I've seen in multiple sources that Curry's paradox is defined as X := (X -> Y), and some of them then change it to X <-> (X -> Y). — Brendan Golledge

What sources?

If X := X->Y then X <-> (X->Y).
— TonesInDeepFreeze

You yourself said that this is allowed, so I don't know why you are arguing with me about this. — Brendan Golledge

I am not arguing about that.

Again, we have:

If X := X -> Y then X <-> (X -> Y)

but we do not have:

If X <-> (X -> Y) then X := X -> Y

So we don't have:

X := X -> Y iff X <-> (X -> Y)

If I define Y := X + 1 — Brendan Golledge

It depends on the context. For example, it could be in a computer programming language or something. But in this context, we would not write that. (I could explain why, but it's another subject).

then it is impossible to say that Y is false — Brendan Golledge

It's impossible to say Y is false (for given values of X and Y) because, as it seems, you're using 'Y' as variable ranging over numbers not sentences.

the truth table for "This sentence is false" — Brendan Golledge

It's not apparent what such a truth table would be for such self-referring sentence.

If the proof of Curry's paradox is correct, then we get that logic is broken — Brendan Golledge

The logic isn't broken. In English, we can make such utterances. But in the logic, we are not allowed to define a sentence symbol that way. (The following part I'm not well versed enough, so take it with a grain of salt.) But with such things as arithmetization, we can form certain sentences that are "self-referring". In those cases, where Curry's paradox can be performed, we find not that the logic is broken but that the particular theories in which Curry's paradox occurs are inconsistent. (Again, I'm not real clear on that, so take it with a grain of salt.)

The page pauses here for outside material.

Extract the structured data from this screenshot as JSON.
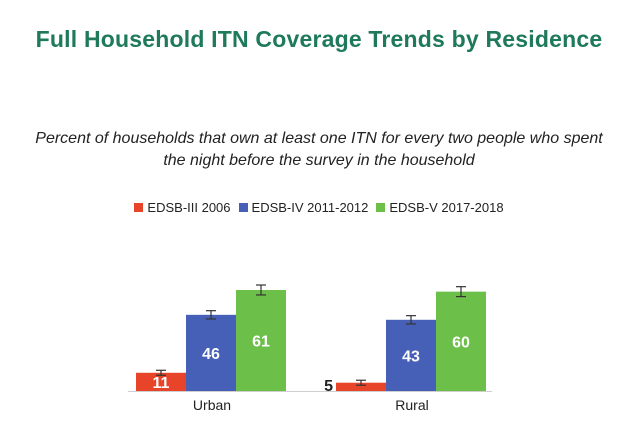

I think that in this discussion, we're assuming that there is some context in which we can justify the definition of 'X' and we're reasoning from that assumption. Upon specifying a justifying context, we would then look for the import of the contradiction in that context.

the truth table for "This sentence is false"
— Brendan Golledge

It's not apparent what such a truth table would be for such self-referring sentence. — TonesInDeepFreeze

Ah, if you guys had only participated in my thread on The Laws of Form, you would have discovered that such self contradictory sentences are formed by "re-entry" or recursive definition, and result in truth values that oscillate in time.

Logic is static, and does not deal well with time, but presumes an unchanging block of eternal truth. But sometimes the cat is on the mat, and sometimes the cat is not on the mat. Cats are fickle.